I was looking at retaining suburbs with atleast 5 or more records or less if there was a corresponding suburb defined. Those with any less were assigned to the larger area boundary. To get insight into the suburbs I used the SQL Query

SELECT count(suburb) as a, suburb
 FROM service_requests_2011
    GROUP BY suburb
    ORDER BY a DESC;

There were 3659 unique suburbs. Largely with a count of one, of which on inspection were clearly a result of typos during data entry.

Having done the identification of non-unique suburbs. The task was now to identify these in OR and clean them up.

Getting Help

Somewhere along the processing I came across ‘noise’ in the data which gave me memory issues in OR and spreadsheet programs. This had caused the data file to balloon to 800MB+.

Noise in Data

I resorted to twitter for help

Eliminae Data Noise

In summary the technique to clean the data was

I used Facet -> Customized facets -> Text length Facet on the ‘suburb’ column, then adjusted the filter to remove the highest value which was a single huge outlier…

The problem record entry was notification_id = 1003477951. I deleted this and proceeded with the cleaning.

Readying

After further cleaning there were now 1100 unique suburbs with the highest count of 4.

The Next Stage was to match this service request data with the spatial reference frame.

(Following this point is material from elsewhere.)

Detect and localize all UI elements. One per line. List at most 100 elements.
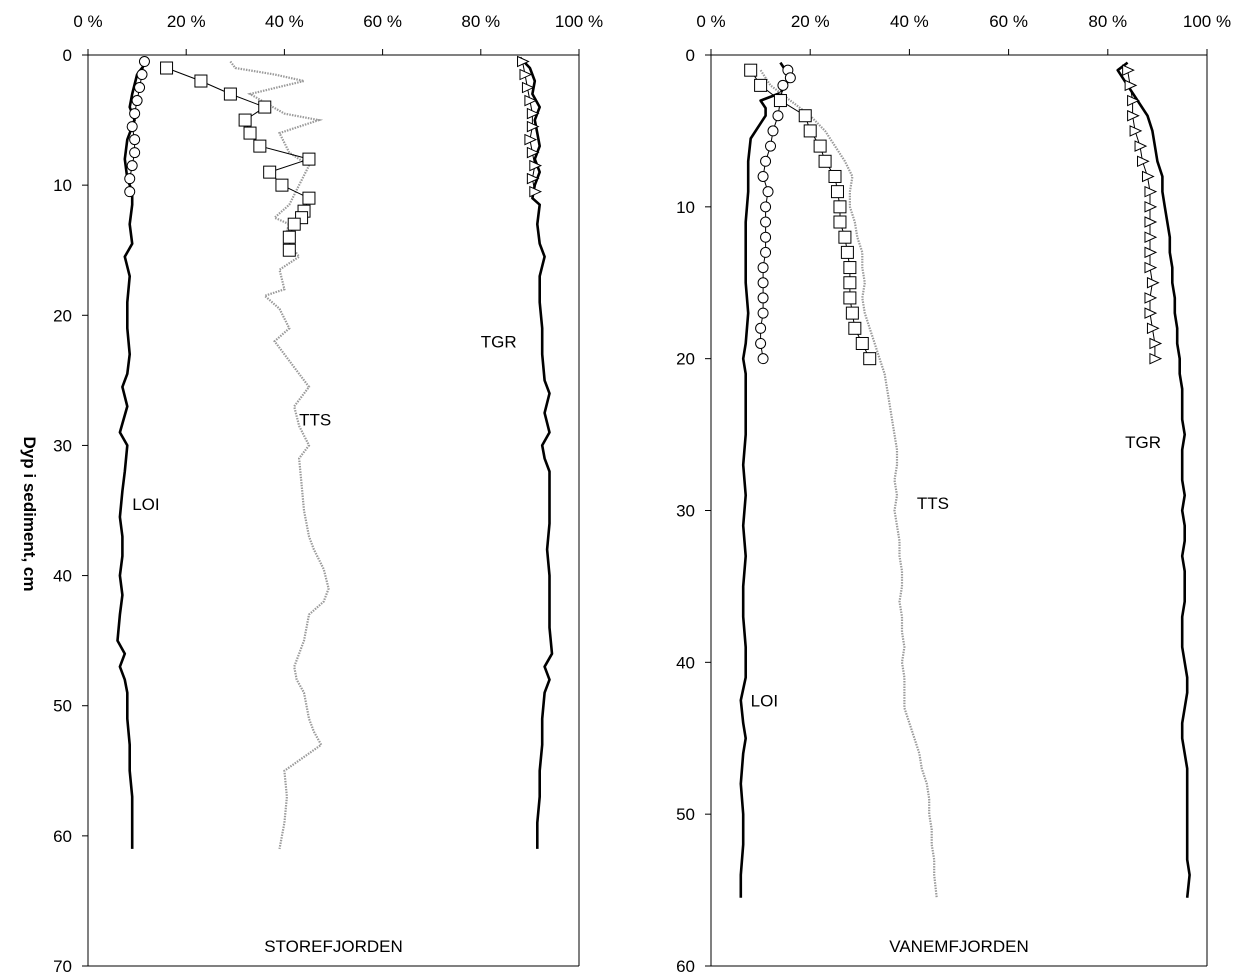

At this stage one can start doing miscellaneous analysis of the 2011 service requests. Distribution per month, per suburb, most requested service, etc.

#PostScript

True to the “80% is spend in data cleaning” assertion, this portion of the project took a lot of time! Next up is the preparation of spatial data for the suburbs. Using the suburbs list from service_requests_2011, collate a corresponding spatial dataset.